Filmer aux quatre coins du monde, pourquoi pas. Mais l’exercice requiert une articulation autrement plus fine que celle proposée ici. Pour mieux souligner sa vocation d’oeuvre universelle, sorte de Babel en plus sobre, Clint Eastwood nimbe chaque ville d’un filtre de couleur différente. Un rendu paradoxalement cheap, loin de l’élégance dont le réalisateur fait montre d’ordinaire. Et s’il excelle dans les scènes spectaculaires et la manière de retranscrire l’histoire récente (le tsunami de 2004 et les attentats de Londres), Eastwood peine en revanche à capter les moments d’intimité. Rescapés du désastre, quelques instants entre Matt Damon et Bryce Dallas Howard : là, Au-delà touche joliment à quelque chose d’infiniment ténu – un amour qui commence à se faire. Pour le reste, les trajectoires personnelles des héros manquent de souffle, notamment dans la partie française, la plus faible du film. Eastwood a rêvé Cécile de France héroïne transcendée – elle représente la ménagère de moins de 50 ans, desperate carriériste permanentée aux faux éclairs de génie. Animatrice de télévision, son personnage veut écrire un livre sur François Mitterrand et toutes ses zones d’ombres, "dont on n’a jamais parlé". Les fameuses zones d’ombre, ce sont Mazarine, le Rainbow Warrior, le suicide de Bérégovoy – autant de sujets surtraités depuis des années.
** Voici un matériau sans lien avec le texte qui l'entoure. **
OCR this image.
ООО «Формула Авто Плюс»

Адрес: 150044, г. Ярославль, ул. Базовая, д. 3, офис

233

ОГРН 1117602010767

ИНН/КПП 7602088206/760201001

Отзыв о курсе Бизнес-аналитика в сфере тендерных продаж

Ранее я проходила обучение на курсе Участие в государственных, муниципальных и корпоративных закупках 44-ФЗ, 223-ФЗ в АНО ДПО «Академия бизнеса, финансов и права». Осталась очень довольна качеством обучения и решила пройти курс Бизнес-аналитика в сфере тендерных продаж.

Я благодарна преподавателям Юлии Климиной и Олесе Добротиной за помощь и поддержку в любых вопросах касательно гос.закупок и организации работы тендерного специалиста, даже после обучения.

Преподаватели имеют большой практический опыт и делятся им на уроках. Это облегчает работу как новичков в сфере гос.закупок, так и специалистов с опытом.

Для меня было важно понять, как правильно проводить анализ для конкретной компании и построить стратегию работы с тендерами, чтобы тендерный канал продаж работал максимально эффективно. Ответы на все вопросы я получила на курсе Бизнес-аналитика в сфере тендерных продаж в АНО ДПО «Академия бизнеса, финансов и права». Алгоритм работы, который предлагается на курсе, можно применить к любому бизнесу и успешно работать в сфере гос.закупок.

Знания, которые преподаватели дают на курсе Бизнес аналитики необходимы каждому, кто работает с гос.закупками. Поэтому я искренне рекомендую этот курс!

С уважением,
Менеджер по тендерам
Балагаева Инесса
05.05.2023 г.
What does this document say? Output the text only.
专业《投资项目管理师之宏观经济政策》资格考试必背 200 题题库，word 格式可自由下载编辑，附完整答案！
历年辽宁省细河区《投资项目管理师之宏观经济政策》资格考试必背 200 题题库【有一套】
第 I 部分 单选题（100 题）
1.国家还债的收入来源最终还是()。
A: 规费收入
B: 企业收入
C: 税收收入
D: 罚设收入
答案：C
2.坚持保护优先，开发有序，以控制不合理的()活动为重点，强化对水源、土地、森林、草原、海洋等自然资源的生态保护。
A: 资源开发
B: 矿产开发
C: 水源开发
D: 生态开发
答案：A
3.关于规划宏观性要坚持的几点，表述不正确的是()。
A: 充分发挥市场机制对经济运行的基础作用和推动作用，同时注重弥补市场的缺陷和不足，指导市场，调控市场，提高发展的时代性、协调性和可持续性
C’est un détail, mais ça ne trompe pas. Au-delà est bourré à rabord de ces petites contrariétés, de ces petits pas de travers qui empêchent de l’aimer. La faute peut-être à un cinéma eastwoodien devenu, il faut bien l’admettre, un peu pépère, voire carrément ronflant. Loin de toute prise de risque, Clint Eastwood brode ici autour de thèmes qu’il aurait voulus sensibles, mais s’effacent derrière un misérabilisme de tous les plans. Le bonhomme est humaniste, à n’en pas douter. Et il n’est pas surprenant qu’à 80 ans, la question de la vie après la mort l’interpelle. Il n’empêche qu’Au-delà s’étouffe vite, avançant comme il peut en film asthmatique et sclérosé. Il y a bien de l’intuition ça et là, mais toujours trop rationnelle. Tout l’inverse des croyances que le cinéaste avance. Oui, c’est ça : pour être grand, pour être beau, Au-delà aurait dû marcher à l’instinct.